Но предрассветная тьма сгущалась, стало страшно. Этот мир, смешно перепрыгивающий из одного измерения в другое, бессмысленный и пустой, переливающийся всеми цветами бессилия, наконец потерял всякую скрывающую оболочку, созидая в себе сотни бездн, в которые то и дело падали люди, находя себя уже на дне, потерявшими возможность выбраться. И тогда мир сжирал их пламенем, а прах развеивал по ветру. Стало трудно дышать от мысли о приближающейся опасности и возможности быть вот так сожранной, словно кусок бесполезного мяса.
Да и какова польза людей? Сотни и тысячи загубленных жизней, ради одной великой.
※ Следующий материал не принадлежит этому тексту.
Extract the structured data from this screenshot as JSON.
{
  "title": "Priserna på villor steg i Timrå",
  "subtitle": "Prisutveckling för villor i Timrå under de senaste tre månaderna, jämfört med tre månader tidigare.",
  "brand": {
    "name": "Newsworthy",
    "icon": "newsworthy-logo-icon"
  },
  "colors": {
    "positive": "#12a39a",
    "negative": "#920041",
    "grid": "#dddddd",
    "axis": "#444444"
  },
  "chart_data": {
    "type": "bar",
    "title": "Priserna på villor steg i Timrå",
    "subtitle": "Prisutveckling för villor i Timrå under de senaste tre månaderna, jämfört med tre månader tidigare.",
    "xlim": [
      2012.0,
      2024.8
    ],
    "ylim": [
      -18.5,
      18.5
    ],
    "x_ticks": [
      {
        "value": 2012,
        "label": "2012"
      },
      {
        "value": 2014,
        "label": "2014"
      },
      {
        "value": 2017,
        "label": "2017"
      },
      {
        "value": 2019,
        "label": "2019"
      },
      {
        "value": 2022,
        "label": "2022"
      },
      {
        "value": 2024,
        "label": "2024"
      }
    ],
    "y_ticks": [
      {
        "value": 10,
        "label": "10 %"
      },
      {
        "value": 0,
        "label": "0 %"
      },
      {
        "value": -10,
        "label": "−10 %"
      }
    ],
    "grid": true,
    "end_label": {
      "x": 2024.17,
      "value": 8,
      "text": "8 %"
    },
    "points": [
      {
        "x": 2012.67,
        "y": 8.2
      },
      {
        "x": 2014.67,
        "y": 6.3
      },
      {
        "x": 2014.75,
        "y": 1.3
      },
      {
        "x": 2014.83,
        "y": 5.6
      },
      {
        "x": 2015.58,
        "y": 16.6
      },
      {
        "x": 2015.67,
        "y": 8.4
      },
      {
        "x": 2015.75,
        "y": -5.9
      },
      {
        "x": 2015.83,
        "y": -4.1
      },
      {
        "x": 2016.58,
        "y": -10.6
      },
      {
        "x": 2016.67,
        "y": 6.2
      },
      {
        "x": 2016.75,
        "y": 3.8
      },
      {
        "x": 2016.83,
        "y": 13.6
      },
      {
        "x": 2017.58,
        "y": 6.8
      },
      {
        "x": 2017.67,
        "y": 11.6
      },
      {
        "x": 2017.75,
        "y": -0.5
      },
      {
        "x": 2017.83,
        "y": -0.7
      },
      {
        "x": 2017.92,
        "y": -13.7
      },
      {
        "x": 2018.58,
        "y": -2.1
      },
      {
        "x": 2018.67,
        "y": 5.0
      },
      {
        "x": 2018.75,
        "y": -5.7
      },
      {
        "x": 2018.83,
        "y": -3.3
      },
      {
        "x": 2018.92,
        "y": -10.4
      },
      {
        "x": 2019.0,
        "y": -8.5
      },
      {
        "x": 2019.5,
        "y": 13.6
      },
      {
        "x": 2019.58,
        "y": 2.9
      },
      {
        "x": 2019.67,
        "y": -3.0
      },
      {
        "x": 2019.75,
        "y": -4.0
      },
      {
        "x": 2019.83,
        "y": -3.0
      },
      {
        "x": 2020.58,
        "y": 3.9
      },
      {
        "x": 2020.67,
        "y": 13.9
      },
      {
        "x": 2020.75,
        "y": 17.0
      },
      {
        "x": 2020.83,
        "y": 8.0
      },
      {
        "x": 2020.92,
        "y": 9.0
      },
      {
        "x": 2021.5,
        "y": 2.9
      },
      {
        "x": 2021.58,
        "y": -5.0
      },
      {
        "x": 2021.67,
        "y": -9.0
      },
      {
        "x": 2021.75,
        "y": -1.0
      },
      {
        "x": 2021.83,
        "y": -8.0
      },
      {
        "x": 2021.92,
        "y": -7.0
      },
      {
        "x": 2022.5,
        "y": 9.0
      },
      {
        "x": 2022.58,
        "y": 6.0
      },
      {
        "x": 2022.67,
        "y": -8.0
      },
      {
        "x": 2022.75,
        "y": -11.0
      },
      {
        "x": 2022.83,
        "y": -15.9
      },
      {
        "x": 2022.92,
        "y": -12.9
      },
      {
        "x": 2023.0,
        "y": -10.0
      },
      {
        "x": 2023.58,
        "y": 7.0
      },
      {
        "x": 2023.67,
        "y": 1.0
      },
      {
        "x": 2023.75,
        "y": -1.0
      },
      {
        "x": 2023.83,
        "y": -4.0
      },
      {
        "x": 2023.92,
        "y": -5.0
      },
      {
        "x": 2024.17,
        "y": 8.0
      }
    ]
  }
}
До исступления я мечтала, чтобы мы стали великими жизнями.
Но я знала, что будут лишь идти годы и годы рабского труда во имя «тогда», которое мы никогда не увидим. Годы жертвоприношений на алтарь Великого Будущего. Мы будем молодыми, но уже стариками, отдавшими все силы и все козырные тузы, и тогда бездна придет и за нами. Придет, чтобы поглотить как отход производства, но под знаменами Элиты. И над всем нашим сокровенным  «безраздельно воцарятся Мрак, Гибель и Красная смерть».
Наступал рассвет. Мы выпили еще одну луну.